They’re made just the same as crisps, or what we call potato chips – only with beets. The process is simple. Peel the beets, then slice them as thinly as you can. The thinner they are, the crisper they will be. If they are too thick, they will not get crisp. If you have a mandoline or Japanese slicer, this is the time to dust it off. If you’re good with a knife, you can cut even, thin slices. You can also use the slicing disc of a food processor, or even a broad swivel-headed peeler.
Put 4 to 5 inches of oil in an electric fryer or deep, heavy pot (the oil should come no more than halfway to the top of the pot). Heat it to 375°F (190°C). The choice of oil is yours. Many people swear by lard or other animal fats for frying vegetables. Other options are vegetable oils with a high smoke point (the temperature at which they burn), such as safflower oil or rapeseed oil (known as canola oil in North America). Sunflower oil and solid vegetable shortening have smoke points too close to the ideal frying temperature to be practical,(392°F or 200°C for sunflower and around 370°F or 188°C for vegetable shortening). If the oils are not absolutely fresh, the smoke point is even lower.

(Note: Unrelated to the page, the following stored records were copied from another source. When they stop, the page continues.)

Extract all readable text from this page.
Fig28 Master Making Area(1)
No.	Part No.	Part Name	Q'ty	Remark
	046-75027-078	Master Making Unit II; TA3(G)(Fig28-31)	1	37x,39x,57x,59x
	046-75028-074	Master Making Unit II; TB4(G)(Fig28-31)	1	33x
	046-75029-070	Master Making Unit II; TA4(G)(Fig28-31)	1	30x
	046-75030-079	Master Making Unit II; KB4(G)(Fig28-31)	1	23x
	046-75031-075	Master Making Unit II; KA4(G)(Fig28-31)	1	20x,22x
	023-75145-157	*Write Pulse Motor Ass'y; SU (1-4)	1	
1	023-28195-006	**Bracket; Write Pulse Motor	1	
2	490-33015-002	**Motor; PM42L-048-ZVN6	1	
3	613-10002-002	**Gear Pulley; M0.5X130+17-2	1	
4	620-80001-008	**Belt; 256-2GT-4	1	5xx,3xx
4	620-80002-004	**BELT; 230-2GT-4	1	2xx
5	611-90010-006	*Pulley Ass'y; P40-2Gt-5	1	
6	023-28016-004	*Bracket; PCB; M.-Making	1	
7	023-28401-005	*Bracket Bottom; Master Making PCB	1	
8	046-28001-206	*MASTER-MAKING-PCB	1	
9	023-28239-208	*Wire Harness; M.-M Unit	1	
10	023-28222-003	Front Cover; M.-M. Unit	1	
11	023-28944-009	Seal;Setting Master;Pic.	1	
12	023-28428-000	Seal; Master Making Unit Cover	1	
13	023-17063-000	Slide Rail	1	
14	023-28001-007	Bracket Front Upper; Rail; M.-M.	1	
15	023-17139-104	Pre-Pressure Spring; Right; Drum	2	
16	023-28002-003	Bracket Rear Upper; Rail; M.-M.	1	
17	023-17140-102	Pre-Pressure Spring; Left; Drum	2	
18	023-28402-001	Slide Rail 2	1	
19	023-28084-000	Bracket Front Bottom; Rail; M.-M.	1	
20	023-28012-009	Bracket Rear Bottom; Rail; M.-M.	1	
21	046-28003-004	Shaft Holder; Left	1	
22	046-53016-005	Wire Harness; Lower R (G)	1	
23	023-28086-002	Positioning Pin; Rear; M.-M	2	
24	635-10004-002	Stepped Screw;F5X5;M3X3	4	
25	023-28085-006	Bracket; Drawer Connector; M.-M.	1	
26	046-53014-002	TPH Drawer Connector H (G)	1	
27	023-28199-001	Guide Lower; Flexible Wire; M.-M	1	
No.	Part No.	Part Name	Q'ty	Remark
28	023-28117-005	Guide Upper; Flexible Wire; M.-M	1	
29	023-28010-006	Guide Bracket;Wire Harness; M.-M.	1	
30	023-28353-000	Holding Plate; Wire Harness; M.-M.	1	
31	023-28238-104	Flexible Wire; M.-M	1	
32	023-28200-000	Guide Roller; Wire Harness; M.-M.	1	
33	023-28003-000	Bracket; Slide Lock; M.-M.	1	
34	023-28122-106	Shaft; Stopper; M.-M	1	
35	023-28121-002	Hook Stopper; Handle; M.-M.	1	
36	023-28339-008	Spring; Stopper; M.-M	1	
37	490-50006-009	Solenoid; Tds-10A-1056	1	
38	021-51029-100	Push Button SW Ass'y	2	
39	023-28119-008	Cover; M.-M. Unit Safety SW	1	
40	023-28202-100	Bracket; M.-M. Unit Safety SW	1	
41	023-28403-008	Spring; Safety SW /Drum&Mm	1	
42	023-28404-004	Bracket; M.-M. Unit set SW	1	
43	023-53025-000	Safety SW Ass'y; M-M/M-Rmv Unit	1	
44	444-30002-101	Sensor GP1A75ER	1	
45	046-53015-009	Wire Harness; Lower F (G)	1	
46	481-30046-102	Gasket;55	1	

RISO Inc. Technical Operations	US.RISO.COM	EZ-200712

Without using a thermometer, it will be difficult to know that your oil has reached the desired temperature, but in the absence of one, toss a cube of white bread into the oil. It should turn golden brown in about 50 seconds if the temperature is right. Fry the beet slices in small batches until lightly crisped, turning them occasionally with a slotted spoon. If you add too many slices at a time, you may have trouble keeping them from clumping together, and they will lower the temperature of the oil, which will result in more grease being absorbed by the food. They will become a little crisper as they cool, so take them out of the oil before they’re well done. Drain the beet slices on paper towels, and sprinkle them with a little salt. Your restaurant cook may have sprinkled them with a little spice or herb, but we’ll have to let you experiment on your own to match his results.
The same process will work well for carrots, Jerusalem artichokes, turnips, rutabagas, sweet potatoes, taro root, and yucca root. Vegetables with a high sugar content – carrots, sweet potatoes, and your beloved beets – will darken more quickly than some of the other vegetables. Potatoes and other vegetables that are quite moist will sputter a bit when they go into the oil, so take care.